Tuesday, July 11, 2017

The Fear of God

I am slowly working my way through Tim Keller's book Prayer, and I thought this explanation of the fear of God was fantastic. The fear of the Lord is such a hard concept to grasp and even harder (I think) to explain to others, but I was able to use the gist of this to encourage my kids to be more reverent (as in, sit still and stop praying about farts - keepin' it real) in our family prayer time last night.

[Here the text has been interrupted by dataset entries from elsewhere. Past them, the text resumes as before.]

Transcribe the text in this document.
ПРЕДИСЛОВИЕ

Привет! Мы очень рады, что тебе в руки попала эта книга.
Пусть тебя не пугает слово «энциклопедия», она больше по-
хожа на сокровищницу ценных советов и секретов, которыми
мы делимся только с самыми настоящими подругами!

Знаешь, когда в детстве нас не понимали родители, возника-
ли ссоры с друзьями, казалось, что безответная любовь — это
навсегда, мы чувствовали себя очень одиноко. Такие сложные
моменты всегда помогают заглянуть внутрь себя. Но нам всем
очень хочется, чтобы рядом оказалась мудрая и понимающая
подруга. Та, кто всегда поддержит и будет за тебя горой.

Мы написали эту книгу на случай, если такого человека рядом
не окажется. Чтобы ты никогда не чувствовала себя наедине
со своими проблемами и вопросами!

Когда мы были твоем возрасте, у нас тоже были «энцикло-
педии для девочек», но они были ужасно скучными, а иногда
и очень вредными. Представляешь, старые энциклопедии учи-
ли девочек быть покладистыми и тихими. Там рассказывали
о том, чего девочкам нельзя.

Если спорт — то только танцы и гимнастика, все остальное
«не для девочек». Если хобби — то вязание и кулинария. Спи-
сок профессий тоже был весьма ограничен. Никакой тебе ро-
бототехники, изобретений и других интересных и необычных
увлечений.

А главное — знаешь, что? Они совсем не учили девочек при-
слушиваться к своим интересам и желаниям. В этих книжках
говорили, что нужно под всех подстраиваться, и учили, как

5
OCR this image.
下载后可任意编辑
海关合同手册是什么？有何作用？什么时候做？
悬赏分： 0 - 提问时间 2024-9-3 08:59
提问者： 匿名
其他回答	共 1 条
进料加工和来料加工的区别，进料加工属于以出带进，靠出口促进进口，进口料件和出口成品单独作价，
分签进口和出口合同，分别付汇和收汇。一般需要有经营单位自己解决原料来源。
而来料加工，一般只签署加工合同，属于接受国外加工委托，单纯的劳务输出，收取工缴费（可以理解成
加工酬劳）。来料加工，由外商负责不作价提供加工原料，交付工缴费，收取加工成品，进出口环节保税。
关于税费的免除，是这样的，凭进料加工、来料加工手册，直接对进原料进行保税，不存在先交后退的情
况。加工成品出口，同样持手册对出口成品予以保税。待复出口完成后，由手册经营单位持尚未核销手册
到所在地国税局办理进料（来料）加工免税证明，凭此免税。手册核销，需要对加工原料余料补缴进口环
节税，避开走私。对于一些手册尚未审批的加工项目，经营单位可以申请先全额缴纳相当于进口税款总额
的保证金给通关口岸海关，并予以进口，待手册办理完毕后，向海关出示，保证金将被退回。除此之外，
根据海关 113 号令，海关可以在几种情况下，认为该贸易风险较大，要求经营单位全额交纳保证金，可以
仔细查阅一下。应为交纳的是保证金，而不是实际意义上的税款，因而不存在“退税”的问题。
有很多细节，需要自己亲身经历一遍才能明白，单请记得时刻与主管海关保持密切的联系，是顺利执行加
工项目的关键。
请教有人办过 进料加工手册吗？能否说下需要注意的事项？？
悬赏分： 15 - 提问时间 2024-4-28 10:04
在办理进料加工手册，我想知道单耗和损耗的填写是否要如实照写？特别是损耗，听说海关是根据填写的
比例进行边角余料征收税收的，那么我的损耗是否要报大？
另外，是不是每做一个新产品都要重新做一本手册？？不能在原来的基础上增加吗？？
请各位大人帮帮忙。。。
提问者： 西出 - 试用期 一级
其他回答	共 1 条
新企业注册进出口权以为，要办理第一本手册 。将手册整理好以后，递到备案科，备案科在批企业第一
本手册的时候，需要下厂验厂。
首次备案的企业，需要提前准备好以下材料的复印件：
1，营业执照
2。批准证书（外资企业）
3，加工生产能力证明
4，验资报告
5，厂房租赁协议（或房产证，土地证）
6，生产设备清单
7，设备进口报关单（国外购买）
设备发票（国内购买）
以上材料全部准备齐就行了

What, then, should a Christian be afraid of regarding God? Think of it like this. Imagine that you are suddenly introduced to some person you have always admired enormously - perhaps someone you have hero-worshipped. You reach out to shake her hand and suddenly it hits you. You can't believe you are actually meeting her. You discover to your embarrassment that you are trembling and sweating, and when you try to speak, you are out of breath. What is going on? You are not afraid of being hurt, or punished. Rather, you are genuinely afraid of doing something stupid or saying something that is inappropriate to the person and the occasion. Your joyful admiration has a fearful aspect to it. You are in awe, and therefore you don't want to mess up.
... We could say that fear of punishment is a self-absorbed kind of fear. It happens to people wrapped up in themselves. Those who believe the gospel - who believe that they are the recipients of undeserved but unshakable grace - grow in a paradoxically loving yet joyful fear. Because of unutterable love and joy in God, we tremble with the privilege of being in his presence and with an intense longing to honor him when we are there. We are deeply afraid of grieving him. To put it another way - you would be quite afraid if someone put a beautiful, priceless, ancient Ming dynasty vase in your hands. You wouldn't be trembling with fear about the vase hurting you, but about you hurting it. Of course, we can't really harm God, but a Christian should be intensely concerned not to grieve or dishonor the one who is so glorious and who did so much for us.